Die Staatsanwaltschaft Hamburg legt Revision gegen die milde Jugendstrafe für Onur K. aus Wilhelmsburg ein. Er ist vorerst auf freiem Fuß.

Harburg. "Ermordet!", heißt es auf DIN-A4-Blättern, die seit wenigen Tagen am Tunnelausgang des Harburger S-Bahnhofs in Richtung des Marktkauf-Centers am Seeveplatz kleben. Unter diesem aufmerksam machenden Signalwort ist das schwarzweiß kopierte Foto eines Mannes zu sehen. Dabei handelt es sich um Thomas M. Der Dachdecker aus Winsen wurde vor dem Tunnel unter der Moorstraßenbrücke am 12. Juni 2009 von zwei Jugendlichen angegriffen. Da sie den damals 44-Jährigen zunächst provozierend um Kleingeld angeschnorrt hatten, wurde die Gewalttat in der Presse auch als "20-Cent-Fall" bekannt.

Anders als der Aushang der anonymen Plakatierer vermuten lässt, sah das zuständige Landgericht Hamburg bei seiner Urteilsverkündung vor einem Jahr keine Tötungsabsicht der Täter aus Wilhelmsburg. Es sei klar, dass der 44-Jährige nach einem heftigen Faustschlag des damals 17 Jahre alten Onur K. zu Boden ging. Dabei schlug er mit dem Hinterkopf auf den harten Boden. Diese Verletzung führte wenige Tage später zum Tod des Mannes. Dass der damals 16 Jahre alte Berhan I. das am Boden liegende Opfer danach mehrfach gegen den Kopf und den Oberkörper getreten habe, sei nach Angaben der Gerichtsmediziner nicht für den Tod ursächlich gewesen.

+++ Kriminologe verteidigt das 20-Cent-Urteil +++

+++ Empörung über Bewährung für "20-Cent-Schläger" +++

Für die Körperverletzung mit Todesfolge erhielten die beiden Täter Haftstrafen nach dem Jugendstrafrecht: Der mehrfach als Gewalttäter aufgefallene Berhan I. wurde zu drei Jahren und zehn Monaten Jugendhaft verurteilt. Auch eine zwischenzeitliche Entlassung aus der Untersuchungshaft aufgrund von Schwierigkeiten im Prozessablauf soll der türkische Staatsbürger genutzt haben, um eine 17-Jährige auf dem Pausenhof ihrer Berufsschule in Wilhelmsburg brutal zu verprügeln. Mit einem Tritt habe er ihr ein Wadenbein gebrochen. Nach seiner Festnahme kam er wieder in Haft.

Mittäter Onur K. erhielt eine Haftstrafe von drei Jahren und vier Monaten. Doch dieses Urteil des Landgerichts Hamburg wurde vor wenigen Wochen vom Bundesgerichthof aufgehoben, nachdem der Angeklagte Revision eingelegt hatte. Die Karlsruher Richter bestätigten den Schuldspruch, kamen allerdings zu der Auffassung, dass das Urteil gegen den damals 17-Jährigen zu hart ausgefallen sei. Den Erziehungsgedanken des Jugendstrafrechts habe die Hamburger Kammer nicht genügend beachtet. Daher verhandelte die Große Strafkammer 4 vor drei Wochen ein zweites Mal über das Strafmaß für den 19-jährigen Deutschen.

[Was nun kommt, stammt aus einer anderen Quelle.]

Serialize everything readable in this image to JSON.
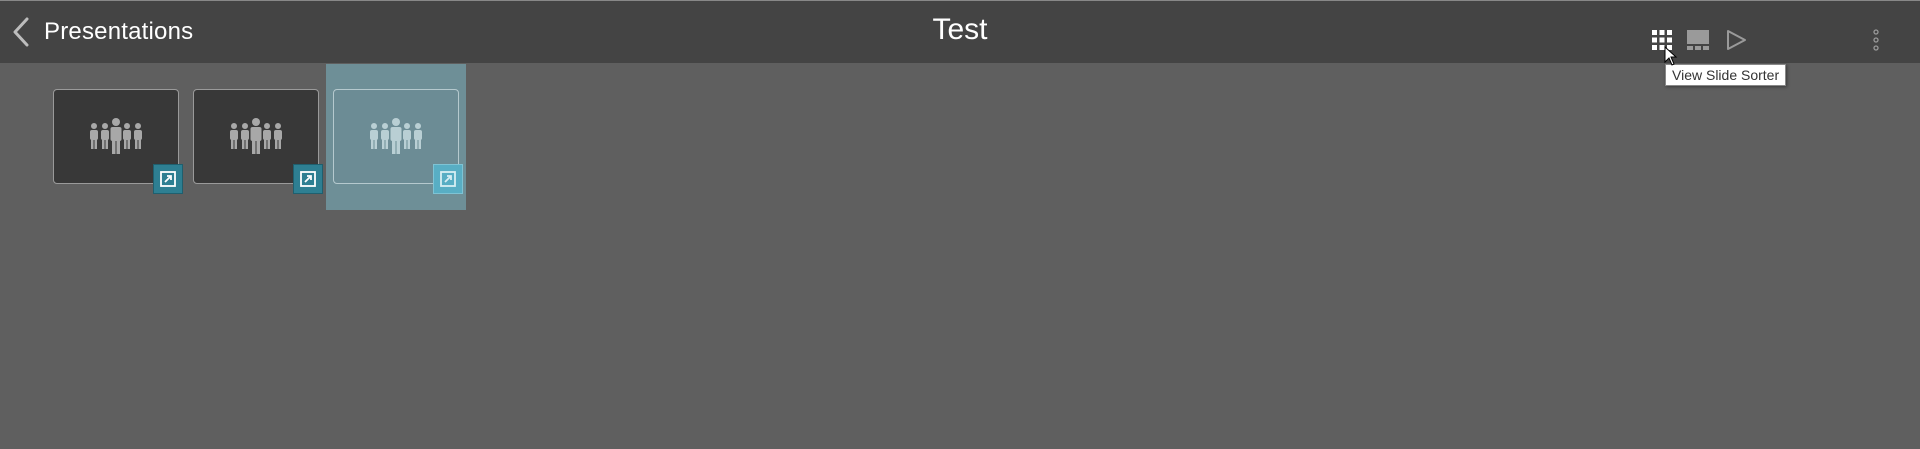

Statt zu einer Jugendhaftstrafe verurteilte das Gericht Onur K. Anfang des Monats zu einer zweijährigen Bewährungsstrafe. Zudem machte das Gericht ihm die Auflage, an einem sozialen Training teilzunehmen. Gegen dieses milde Strafmaß für den überführten Schläger hat die Staatsanwaltschaft Hamburg Revision eingelegt. "Es ist unser Ziel, eine höhere Strafe zu erwirken", sagt Peter Bunners, Leitender Oberstaatsanwalt auf Nachfrage der Harburger Rundschau. "Wir rechnen uns gute Chancen aus, dass wir damit Erfolg haben." Die Staatsanwaltschaft hatte bei der Revision zwei Jahre und acht Monate Jugendhaft gefordert.

Vorerst ist Onur K. auf freiem Fuß. Bis die Staatsanwaltschaft Hamburg Rechtsfehler in dem Urteil von Anfang Dezember für eine neue Verhandlung aufgreifen kann, muss sie das schriftliche Urteil abwarten. Das Landgericht muss es sieben Wochen nach der mündlichen Urteilsverkündung zustellen. Anschließend hat die Staatsanwaltschaft einen Monat lang Zeit, ihre Revision juristisch zu begründen. Mit einer Verurteilung wegen Mordes, wie es die Macher der "Ermordet!"-Plakate zu fordern scheinen, ist aber auch bei einer Revision der Strafe nicht zu rechnen.